Consider your situation and ours in a spiritual sense and a material sense. When we talk about salvation, think of someone drowning. If we rescue him from the water, don't we save him? What do we save? The body or the soul? Previously, we'd let him drown, and it's one more soul for the Lord. So you have to see the point of view from which we believe, live our faith, and understand salvation.
My church is a very small church. I have been there as pastor for a little over a year. Through the efforts of our work, exhausting to be sure, the church has grown about 100 per cent. Why? Because we've helped not only the soul, but the physical and material needs of our people.
Jim Wallis (Sojourners): You mentioned that we need to understand our North American situation in light of the Nicaraguan situation. I think that is very important, because it is not the case that everyone in the United States is comfortable and well fed and has their material needs taken care of. Some of our churches are in areas where people are very poor. Too often the evangelical churches of the United States have preached the same gospel to the poor there as they have here.
It's important that we understand theologically that such a gospel is not a coincidence, but serves the interests of those who are in power.
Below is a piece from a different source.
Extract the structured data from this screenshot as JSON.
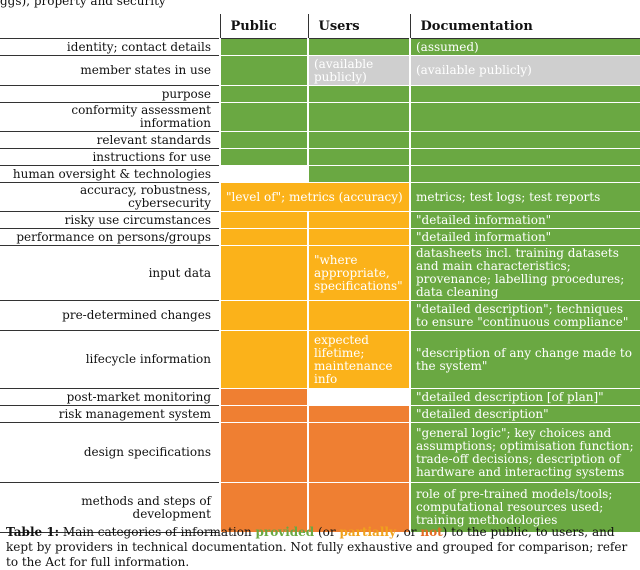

The church in the United States often has been like the church in Nicaragua under Somoza, serving the interests of the wealthy and the powerful, not the needs of the poor.
So this theological conversation helps to explain the political relationship between the United States and Central America.
There is a new American church emerging in our country, doing the same theological reflection there that you are doing here. Luke 4:16 is also a key scripture for us. Many of us feel strong solidarity with your reflection.
Mareina: When we say there's no lack in the United States, I'm speaking psychologically. Even though the people live in poverty, psychologically the situation is different. Here in Nicaragua people lived in the time of Somoza, in the very worst of circumstances, and now they are offered a chance to escape from that misery and they don't want to. It's an oppressed mentality, a psychological problem. So what we're striving for is to lift people out of that kind of a mental state of resignation, but they reject this because they say that's communist.
Unidentified Pastor: The categories of spiritual and material we are finding very, very difficult to separate. We are very interested in knowing why the relationship is of such intense concern to you. What historical distortion lies behind that? This separation was something that was imposed on the mission field; it's an imported issue. It is a battle being fought in other places, but not here.
Sider: I think part of the problem is that some Christians today want to be concerned only with justice, and so they learn to speak in a way that confuses us. That's just as bad, I think, as what most evangelicals have done in the last decade, which is to largely ignore social justice. Do you see a distinction between those two things?
Unidentified Pastor: Of course, we do see a distinction. We preach the gospel, we proclaim the gospel. The evangelical churches haven't ceased for a moment to carry out this ministry.
I'd like to say that I am very grateful to the Central American mission, the first to bring the gospel here to Nicaragua. A missionary came very young to this country and recently returned to the United States an elderly woman, after giving most of her life to the work of the Lord in this place. I've been a Christian for 20 years, since that moment when I surrendered myself, body, soul, and spirit to the Lord, because I was taught that was what we must do.
I'm also aware that only Christ in the heart of the people can realize the changes we need. I want to say one thing again: I give thanks to the Lord for the situation that has happened here in this nation so that every day more people come to the knowledge of the truth and the light of the gospel of Jesus Christ.